For Laura, retirement means different goals and a focus on herself:
· Take golf lessons
· Practice tai chi
· Play the piano
· Do chair yoga
Previously, Laura championed her patients, employees, and family’s needs. Now it’s her turn to do more of what she enjoys most: bake, garden, and cook Italian food. She watches The Great British Baking Show for inspiration and makes her own pizza dough (although she does like Kailua Pizza
Place).
She also grows herbs and spices for her northern Italian cooking. How is northern Italian food different? According to Laura, it is lighter fare with an Eastern European influence, containing Roma tomatoes, lots of spinach, Swiss cheese, and pork sausage. Each holiday season, her family enjoys her delicious home cooking and bountiful Christmas cookies.
Laura joined tai chi class as part of the Silver and Fit Program. She appreciates free YMCA membership through the HMSA Akamai Advantage program. She can work on her retirement goals and meet all of you!

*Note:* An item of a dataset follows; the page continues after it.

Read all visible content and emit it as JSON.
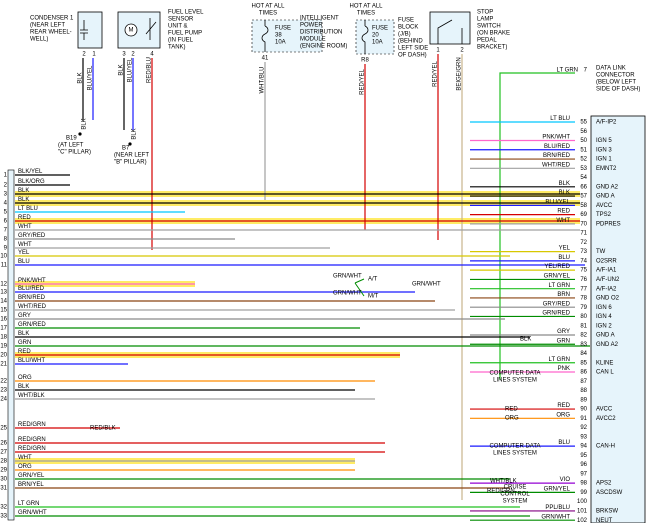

Thank you, Laura, for sharing your very special ravioli recipe!

Ravioli
Dough

3 eggs
3 1/2 c sifted flour
1/2 c water
2 Tablespoons of oil

Mix all ingredients together in a bowl and then roll into thin long strips to make the ravioli.

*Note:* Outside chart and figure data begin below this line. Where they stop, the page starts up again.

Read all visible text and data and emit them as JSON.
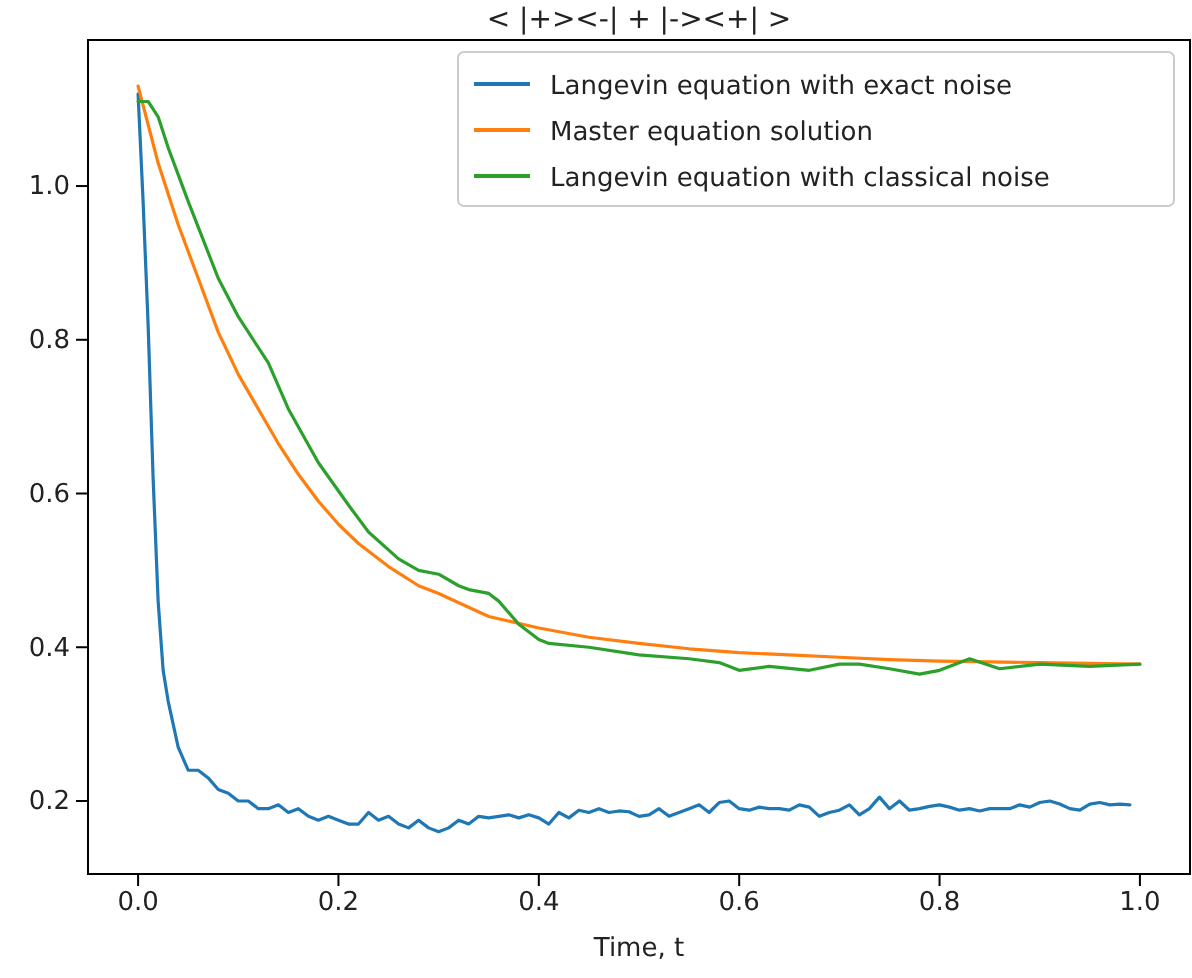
{
  "chart_data": {
    "type": "line",
    "title": "< |+><-| + |-><+| >",
    "xlabel": "Time, t",
    "xlim": [
      -0.05,
      1.05
    ],
    "ylim": [
      0.105,
      1.19
    ],
    "xticks": [
      {
        "value": 0,
        "label": "0.0"
      },
      0.2,
      0.4,
      0.6,
      0.8,
      {
        "value": 1,
        "label": "1.0"
      }
    ],
    "yticks": [
      0.2,
      0.4,
      0.6,
      0.8,
      {
        "value": 1,
        "label": "1.0"
      }
    ],
    "legend": "top right",
    "grid": false,
    "series": [
      {
        "name": "Langevin equation with exact noise",
        "color": "#1f77b4",
        "x": [
          0,
          0.005,
          0.01,
          0.015,
          0.02,
          0.025,
          0.03,
          0.04,
          0.05,
          0.06,
          0.07,
          0.08,
          0.09,
          0.1,
          0.11,
          0.12,
          0.13,
          0.14,
          0.15,
          0.16,
          0.17,
          0.18,
          0.19,
          0.2,
          0.21,
          0.22,
          0.23,
          0.24,
          0.25,
          0.26,
          0.27,
          0.28,
          0.29,
          0.3,
          0.31,
          0.32,
          0.33,
          0.34,
          0.35,
          0.36,
          0.37,
          0.38,
          0.39,
          0.4,
          0.41,
          0.42,
          0.43,
          0.44,
          0.45,
          0.46,
          0.47,
          0.48,
          0.49,
          0.5,
          0.51,
          0.52,
          0.53,
          0.54,
          0.55,
          0.56,
          0.57,
          0.58,
          0.59,
          0.6,
          0.61,
          0.62,
          0.63,
          0.64,
          0.65,
          0.66,
          0.67,
          0.68,
          0.69,
          0.7,
          0.71,
          0.72,
          0.73,
          0.74,
          0.75,
          0.76,
          0.77,
          0.78,
          0.79,
          0.8,
          0.81,
          0.82,
          0.83,
          0.84,
          0.85,
          0.86,
          0.87,
          0.88,
          0.89,
          0.9,
          0.91,
          0.92,
          0.93,
          0.94,
          0.95,
          0.96,
          0.97,
          0.98,
          0.99
        ],
        "values": [
          1.12,
          0.98,
          0.82,
          0.62,
          0.46,
          0.37,
          0.33,
          0.27,
          0.24,
          0.24,
          0.23,
          0.215,
          0.21,
          0.2,
          0.2,
          0.19,
          0.19,
          0.195,
          0.185,
          0.19,
          0.18,
          0.175,
          0.18,
          0.175,
          0.17,
          0.17,
          0.185,
          0.175,
          0.18,
          0.17,
          0.165,
          0.175,
          0.165,
          0.16,
          0.165,
          0.175,
          0.17,
          0.18,
          0.178,
          0.18,
          0.182,
          0.178,
          0.182,
          0.178,
          0.17,
          0.185,
          0.178,
          0.188,
          0.185,
          0.19,
          0.185,
          0.187,
          0.186,
          0.18,
          0.182,
          0.19,
          0.18,
          0.185,
          0.19,
          0.195,
          0.185,
          0.198,
          0.2,
          0.19,
          0.188,
          0.192,
          0.19,
          0.19,
          0.188,
          0.195,
          0.192,
          0.18,
          0.185,
          0.188,
          0.195,
          0.182,
          0.19,
          0.205,
          0.19,
          0.2,
          0.188,
          0.19,
          0.193,
          0.195,
          0.192,
          0.188,
          0.19,
          0.187,
          0.19,
          0.19,
          0.19,
          0.195,
          0.192,
          0.198,
          0.2,
          0.196,
          0.19,
          0.188,
          0.196,
          0.198,
          0.195,
          0.196,
          0.195
        ]
      },
      {
        "name": "Master equation solution",
        "color": "#ff7f0e",
        "x": [
          0,
          0.02,
          0.04,
          0.06,
          0.08,
          0.1,
          0.12,
          0.14,
          0.16,
          0.18,
          0.2,
          0.22,
          0.25,
          0.28,
          0.3,
          0.35,
          0.4,
          0.45,
          0.5,
          0.55,
          0.6,
          0.65,
          0.7,
          0.75,
          0.8,
          0.85,
          0.9,
          0.95,
          1.0
        ],
        "values": [
          1.13,
          1.03,
          0.95,
          0.88,
          0.81,
          0.755,
          0.71,
          0.665,
          0.625,
          0.59,
          0.56,
          0.535,
          0.505,
          0.48,
          0.47,
          0.44,
          0.425,
          0.413,
          0.405,
          0.398,
          0.393,
          0.39,
          0.387,
          0.384,
          0.382,
          0.381,
          0.38,
          0.379,
          0.378
        ]
      },
      {
        "name": "Langevin equation with classical noise",
        "color": "#2ca02c",
        "x": [
          0,
          0.01,
          0.02,
          0.03,
          0.05,
          0.08,
          0.1,
          0.13,
          0.15,
          0.18,
          0.21,
          0.23,
          0.26,
          0.28,
          0.3,
          0.32,
          0.33,
          0.35,
          0.36,
          0.38,
          0.4,
          0.41,
          0.45,
          0.5,
          0.55,
          0.58,
          0.6,
          0.63,
          0.67,
          0.7,
          0.72,
          0.75,
          0.78,
          0.8,
          0.83,
          0.86,
          0.9,
          0.95,
          1.0
        ],
        "values": [
          1.11,
          1.11,
          1.09,
          1.05,
          0.98,
          0.88,
          0.83,
          0.77,
          0.71,
          0.64,
          0.585,
          0.55,
          0.515,
          0.5,
          0.495,
          0.48,
          0.475,
          0.47,
          0.46,
          0.43,
          0.41,
          0.405,
          0.4,
          0.39,
          0.385,
          0.38,
          0.37,
          0.375,
          0.37,
          0.378,
          0.378,
          0.372,
          0.365,
          0.37,
          0.385,
          0.372,
          0.378,
          0.375,
          0.378
        ]
      }
    ]
  }
}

This is basically a pasta dough recipe that can be changed if you have a favorite.

Filling

2 pkgs frozen spinach
12 oz pork sausage (use 3/4 of pkg)*
4-5 eggs
1 cup of bread crumbs
1 pkg swiss cheese 8 oz
1/4 cup of Romano cheese

Drain the thawed spinach until almost feels dry. *I use breakfast pork sausage with the casing removed. Combine all ingredients then drop teaspoons of the filling onto the dough and roll dough over the top. Seal each ravioli individually.
When you are ready to cook the ravioli bring a large pot of salted water to a rolling boil and lower each ravioli into the water. They will start to float to the top. Cook for 10-15 minutes depending on the size. Serve with your favorite red sauce.